Observons par exemple ce cliché représentant une réception d’hôtel, vide de tout agent d’accueil. Une affichette indique que l’hôtel est complet. Mais cette réception n’est pas totalement désertée. Un berger allemand, dont la gueule grande ouverte surgit au dessus du comptoir, fait office de Cerbère. Cet aimable préposé canin semble nous dire : « L’hôtel est complet, on vous dit, vous ne savez pas lire ? ». Je fais mon mea culpa d’avance auprès des linguistes cynophiles si ma traduction est approximative, j’ai fait berger allemand seconde langue.
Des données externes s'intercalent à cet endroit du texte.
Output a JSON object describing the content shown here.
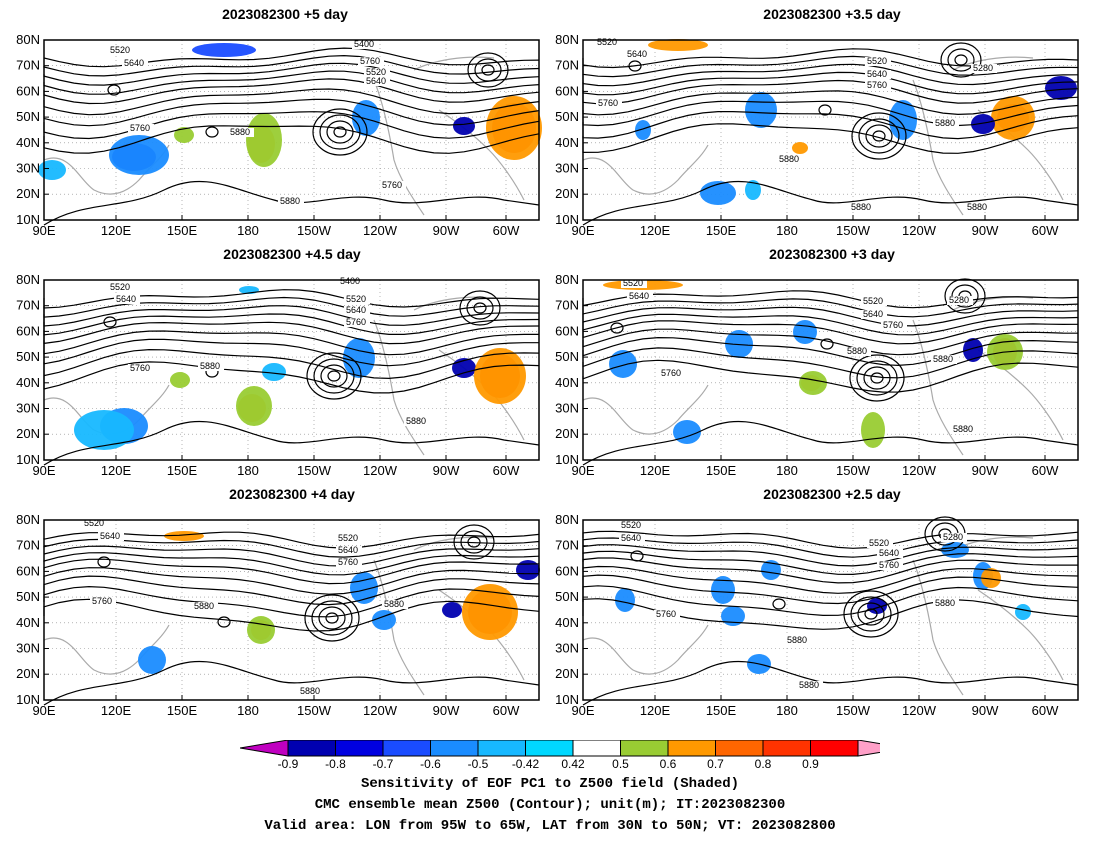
{
  "panels": [
    {
      "title": "2023082300 +5 day"
    },
    {
      "title": "2023082300 +3.5 day"
    },
    {
      "title": "2023082300 +4.5 day"
    },
    {
      "title": "2023082300 +3 day"
    },
    {
      "title": "2023082300 +4 day"
    },
    {
      "title": "2023082300 +2.5 day"
    }
  ],
  "axes": {
    "lat_labels": [
      "80N",
      "70N",
      "60N",
      "50N",
      "40N",
      "30N",
      "20N",
      "10N"
    ],
    "lon_labels": [
      "90E",
      "120E",
      "150E",
      "180",
      "150W",
      "120W",
      "90W",
      "60W"
    ]
  },
  "contour_labels": {
    "p0": [
      "5400",
      "5520",
      "5640",
      "5760",
      "5520",
      "5640",
      "5760",
      "5760",
      "5880",
      "5880"
    ],
    "p1": [
      "5520",
      "5640",
      "5760",
      "5520",
      "5640",
      "5760",
      "5280",
      "5880",
      "5880",
      "5880",
      "5880",
      "5880"
    ],
    "p2": [
      "5400",
      "5520",
      "5640",
      "5520",
      "5640",
      "5760",
      "5760",
      "5880",
      "5880"
    ],
    "p3": [
      "5520",
      "5640",
      "5520",
      "5640",
      "5760",
      "5280",
      "5880",
      "5880",
      "5760",
      "5880",
      "5880"
    ],
    "p4": [
      "5520",
      "5640",
      "5520",
      "5640",
      "5760",
      "5760",
      "5880",
      "5880",
      "5880"
    ],
    "p5": [
      "5520",
      "5640",
      "5280",
      "5520",
      "5640",
      "5760",
      "5760",
      "5880",
      "5880",
      "5880",
      "5880"
    ]
  },
  "colorbar": {
    "ticks": [
      "-0.9",
      "-0.8",
      "-0.7",
      "-0.6",
      "-0.5",
      "-0.42",
      "0.42",
      "0.5",
      "0.6",
      "0.7",
      "0.8",
      "0.9"
    ],
    "colors": [
      "#c000c0",
      "#0000b0",
      "#0000e0",
      "#1a4cff",
      "#1a8cff",
      "#17b8ff",
      "#00d8ff",
      "#ffffff",
      "#99cc33",
      "#ff9900",
      "#ff6600",
      "#ff3300",
      "#ff0000",
      "#ffa0c8"
    ]
  },
  "footer": {
    "line1": "Sensitivity of EOF PC1 to Z500 field (Shaded)",
    "line2": "CMC ensemble mean Z500 (Contour); unit(m); IT:2023082300",
    "line3": "Valid area: LON from 95W to 65W, LAT from 30N to 50N; VT: 2023082800"
  }
}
Une réception où il n’y a pas un chat


Les accessoires de l’audio-visuel, et donc le rapport au monde extérieur, sont omniprésents dans cette exposition. Les seuls objets qui entourent Mme Fatima Majdoubi, pensionnaire de la maison de retraite « L’oasis », sont sa radio et ses deux télécommandes. Chez Guichi, restaurant casher de la rue Myrha, les victuailles exposées dans la vitrine sont des œufs, un quart de citron, et, à nouveau, deux télécommandes. Aux « Délices du palais », une épicerie bien achalandée, on remarque au premier plan un grand écran qui diffuse, en live, des images de La Mecque. Enfin, chez Cheikh Faye, professeur de wolof, le meuble télé est plus grand que l’arbre de Noël.

Les amateurs de portraits apprécieront Jocelyn, propriétaire de la boutique de vêtements « Connivence ». Il a fière allure, tiré à quatre épingles dans son costume rayé noir et gris. Il semble participer à un concours d’élégance dont l’autre prétendant serait, sur un tirage différent, Mohammed Hamza, recteur de la mosquée Khalid Ibn El Walid.
Comme souvent chez Martin Parr, ce qui frappe dans ses portraits, ce sont les regards, parfois fuyants, parfois perçants. Dans « Une famille musulmane chez elle », la femme et les trois filles fixent l’objectif avec intensité, mais le père de famille détourne le regard, comme gêné par cette intrusion dans son intimité familiale.
Une des plus belles photographies montre la prière du vendredi, rue Polonceau. Une vague humaine, agenouillée, de dos, recouvre l’intégralité de la chaussée, mais le trottoir a soigneusement été laissé libre de tout passage. Le cliché donne une magnifique impression de fleuve humain, serpentant dans la ville, toujours dans la même direction, comme tout fleuve qui se respecte.
Une dernière mention à « United colours of the Goutte d’Or », un gros plan sur quatre bouilloires multicolores, symbole de la diversité d’un quartier où se mêlent les couleurs, les senteurs et les sons.
Martin Parr observe la Goutte d’Or avec son regard neuf, sans préjugé, ce qui donne toute sa valeur à l’exposition. Comme il le dit lui-même: ”Luckily, I don’t come with all the baggage about the problems and issues of this area. I can come and enjoy it” : « Heureusement, je ne viens pas surchargé d’informations sur les problèmes et les désaccords concernant ce quartier. Je peux venir et apprécier le lieu ».
Prenons ces derniers mots comme une invitation à venir apprécier l’exposition, jusqu’au 2 juillet, et le quartier, sans aucune date limite.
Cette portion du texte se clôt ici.